The State Department is criticizing the Burmese electoral laws in strong terms, but it says the Obama administration is not ready to abandon its efforts at dialogue with the country's military leadership.
The comments follow the announcement of rules for elections promised for this year that would, among other things, bar the country's more than 2,000 political prisoners from participating, apparently including democracy leader Aung San Suu Kyi.
In the most extensive U.S. comments thus far on the issue, State Department Spokesman P.J. Crowley said the Obama administration is deeply disappointed over the political party law and troubled that it appears to bar Aung San Suu Kyi from the process, perhaps even prohibiting her from membership in the party she leads - the National League for Democracy, or NLD.

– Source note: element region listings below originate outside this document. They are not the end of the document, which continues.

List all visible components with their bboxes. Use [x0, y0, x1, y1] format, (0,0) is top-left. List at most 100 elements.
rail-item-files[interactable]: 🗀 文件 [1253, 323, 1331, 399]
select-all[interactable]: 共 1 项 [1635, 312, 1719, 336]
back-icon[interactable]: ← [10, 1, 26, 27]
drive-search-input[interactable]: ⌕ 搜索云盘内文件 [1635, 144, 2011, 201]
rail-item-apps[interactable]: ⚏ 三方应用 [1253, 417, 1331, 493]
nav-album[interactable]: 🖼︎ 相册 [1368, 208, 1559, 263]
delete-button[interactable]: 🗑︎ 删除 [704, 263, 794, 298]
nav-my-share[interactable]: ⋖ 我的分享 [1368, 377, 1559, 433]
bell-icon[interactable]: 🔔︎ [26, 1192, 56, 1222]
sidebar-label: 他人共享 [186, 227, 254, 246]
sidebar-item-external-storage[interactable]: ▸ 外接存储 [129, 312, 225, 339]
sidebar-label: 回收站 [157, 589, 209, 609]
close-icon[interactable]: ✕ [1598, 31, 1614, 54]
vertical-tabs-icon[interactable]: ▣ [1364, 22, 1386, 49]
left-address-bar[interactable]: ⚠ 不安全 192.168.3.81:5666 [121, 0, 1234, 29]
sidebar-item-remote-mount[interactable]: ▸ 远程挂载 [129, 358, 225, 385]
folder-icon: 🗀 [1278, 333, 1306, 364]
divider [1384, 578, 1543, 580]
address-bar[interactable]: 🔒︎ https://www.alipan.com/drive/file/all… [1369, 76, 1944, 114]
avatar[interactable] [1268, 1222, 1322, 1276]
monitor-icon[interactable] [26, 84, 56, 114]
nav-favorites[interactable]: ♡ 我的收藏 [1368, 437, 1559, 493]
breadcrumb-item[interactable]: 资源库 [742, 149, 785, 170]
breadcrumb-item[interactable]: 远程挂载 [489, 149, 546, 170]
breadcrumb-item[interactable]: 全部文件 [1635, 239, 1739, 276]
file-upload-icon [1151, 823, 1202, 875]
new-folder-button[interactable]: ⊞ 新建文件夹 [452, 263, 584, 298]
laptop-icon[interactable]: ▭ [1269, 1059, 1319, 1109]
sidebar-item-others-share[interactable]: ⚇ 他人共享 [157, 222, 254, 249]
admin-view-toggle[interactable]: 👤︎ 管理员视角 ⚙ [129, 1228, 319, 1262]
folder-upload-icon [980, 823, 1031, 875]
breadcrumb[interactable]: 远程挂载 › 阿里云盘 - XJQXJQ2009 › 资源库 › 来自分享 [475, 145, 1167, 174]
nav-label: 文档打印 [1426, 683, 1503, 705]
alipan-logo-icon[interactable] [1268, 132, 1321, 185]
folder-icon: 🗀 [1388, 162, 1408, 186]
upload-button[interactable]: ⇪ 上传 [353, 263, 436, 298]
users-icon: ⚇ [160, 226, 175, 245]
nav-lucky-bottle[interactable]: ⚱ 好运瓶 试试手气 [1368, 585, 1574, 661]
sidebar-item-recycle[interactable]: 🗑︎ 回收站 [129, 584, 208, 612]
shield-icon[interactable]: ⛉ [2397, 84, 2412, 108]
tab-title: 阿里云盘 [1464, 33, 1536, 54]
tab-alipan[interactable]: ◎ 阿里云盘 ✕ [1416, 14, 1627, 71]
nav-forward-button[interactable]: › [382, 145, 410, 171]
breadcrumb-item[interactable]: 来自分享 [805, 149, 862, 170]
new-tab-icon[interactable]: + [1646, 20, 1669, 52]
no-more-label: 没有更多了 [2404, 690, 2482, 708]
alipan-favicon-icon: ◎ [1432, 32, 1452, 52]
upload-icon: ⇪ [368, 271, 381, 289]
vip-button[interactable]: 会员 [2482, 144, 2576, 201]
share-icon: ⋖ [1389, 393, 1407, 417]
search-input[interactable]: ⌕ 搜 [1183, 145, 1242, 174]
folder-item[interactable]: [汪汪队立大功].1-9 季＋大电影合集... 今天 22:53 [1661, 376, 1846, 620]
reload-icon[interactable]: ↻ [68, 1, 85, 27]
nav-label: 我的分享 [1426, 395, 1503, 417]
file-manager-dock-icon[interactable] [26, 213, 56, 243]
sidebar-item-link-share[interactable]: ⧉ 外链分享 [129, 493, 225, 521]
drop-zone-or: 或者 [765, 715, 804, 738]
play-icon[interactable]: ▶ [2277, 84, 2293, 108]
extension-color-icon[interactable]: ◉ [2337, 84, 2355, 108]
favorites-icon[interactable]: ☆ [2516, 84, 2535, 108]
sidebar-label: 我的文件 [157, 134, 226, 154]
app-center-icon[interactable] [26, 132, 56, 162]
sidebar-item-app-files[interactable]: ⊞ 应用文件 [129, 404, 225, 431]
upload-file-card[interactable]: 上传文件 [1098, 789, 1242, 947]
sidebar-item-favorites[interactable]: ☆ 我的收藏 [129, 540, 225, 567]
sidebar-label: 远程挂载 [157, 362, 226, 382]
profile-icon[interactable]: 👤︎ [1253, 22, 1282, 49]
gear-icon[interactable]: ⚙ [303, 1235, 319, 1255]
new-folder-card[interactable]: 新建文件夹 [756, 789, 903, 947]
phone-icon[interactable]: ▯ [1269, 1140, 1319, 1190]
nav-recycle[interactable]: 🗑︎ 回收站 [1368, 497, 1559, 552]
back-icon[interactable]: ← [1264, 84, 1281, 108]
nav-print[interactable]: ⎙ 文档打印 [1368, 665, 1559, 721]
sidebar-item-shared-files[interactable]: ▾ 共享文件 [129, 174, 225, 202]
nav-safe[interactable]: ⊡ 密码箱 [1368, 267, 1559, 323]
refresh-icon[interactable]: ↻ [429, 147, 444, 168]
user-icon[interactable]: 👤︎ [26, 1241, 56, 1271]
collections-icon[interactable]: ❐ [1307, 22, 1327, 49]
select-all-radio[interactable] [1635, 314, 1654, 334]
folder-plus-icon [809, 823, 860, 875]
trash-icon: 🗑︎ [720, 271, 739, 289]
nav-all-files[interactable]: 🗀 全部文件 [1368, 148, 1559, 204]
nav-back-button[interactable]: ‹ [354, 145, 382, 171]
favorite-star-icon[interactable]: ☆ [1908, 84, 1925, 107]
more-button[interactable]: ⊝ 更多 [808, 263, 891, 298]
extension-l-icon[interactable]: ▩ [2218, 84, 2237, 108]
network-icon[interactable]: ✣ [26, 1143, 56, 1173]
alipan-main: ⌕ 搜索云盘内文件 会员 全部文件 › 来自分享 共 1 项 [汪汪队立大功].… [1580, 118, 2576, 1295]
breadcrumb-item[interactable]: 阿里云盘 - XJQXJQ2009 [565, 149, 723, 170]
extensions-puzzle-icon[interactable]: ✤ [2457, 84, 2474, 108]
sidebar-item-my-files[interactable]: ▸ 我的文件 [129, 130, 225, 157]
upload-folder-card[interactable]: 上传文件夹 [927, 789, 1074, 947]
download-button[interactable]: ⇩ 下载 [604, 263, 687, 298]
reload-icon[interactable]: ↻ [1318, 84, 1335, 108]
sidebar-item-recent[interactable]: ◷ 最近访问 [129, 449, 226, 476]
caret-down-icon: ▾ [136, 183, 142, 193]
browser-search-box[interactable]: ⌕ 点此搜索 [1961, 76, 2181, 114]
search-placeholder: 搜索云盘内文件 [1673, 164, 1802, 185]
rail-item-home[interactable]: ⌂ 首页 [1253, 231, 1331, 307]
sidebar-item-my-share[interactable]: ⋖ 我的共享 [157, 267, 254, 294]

"This is a step in the wrong direction," he said. "The political party law makes a mockery of the democratic process and ensures that the upcoming elections will be devoid of credibility."
The Obama administration reversed years of U.S. efforts to isolate Burma, sending Assistant Secretary of State for East Asian Affairs Kurt Campbell to Rangoon for talks last November.
Campbell was allowed to meet Aung San Suu Kyi. And the detained Nobel Peace laureate was subsequently permitted to meet NLD party colleagues.
But the laws to govern the elections, promised at an unspecified date this year, have been a setback to U.S. hopes for the release of political prisoners in Burma and reconciliation.
The State Department's P.J. Crowley said that given the tenor of the regulations, "there is no hope" that the election will be credible.
But at the same time, he said the electoral laws do not mean that U.S. engagement with Burma will stop and that the Obama administration never expected the overnight transformation of the military government.
"We did not expect to have a couple conversations with Burma and have a compete about-face change in the nature of their society, and the nature of their political process," said Crowley. "But this just reinforces that our choice of engagement is important, but the process is going to take some time."
A senior U.S. official said it is unclear whether the United States would send Assistant Secretary Campbell or another envoy to Burma before the elections.
Campbell, on a tour of Southeast Asia, said Wednesday in Malaysia that the election rules are disappointing and regrettable.
He said the United States wants to see steps by the Burmese leadership to encourage domestic dialogue in advance of the voting. He says he wants to see Aung San Suu Kyi "play an active role in the political life of the country going forward."
Aung San Suu Kyi's party won the last national elections in Burma in 1990. But the military barred her and the NLD from taking power, and she has been under detention most of the time since then.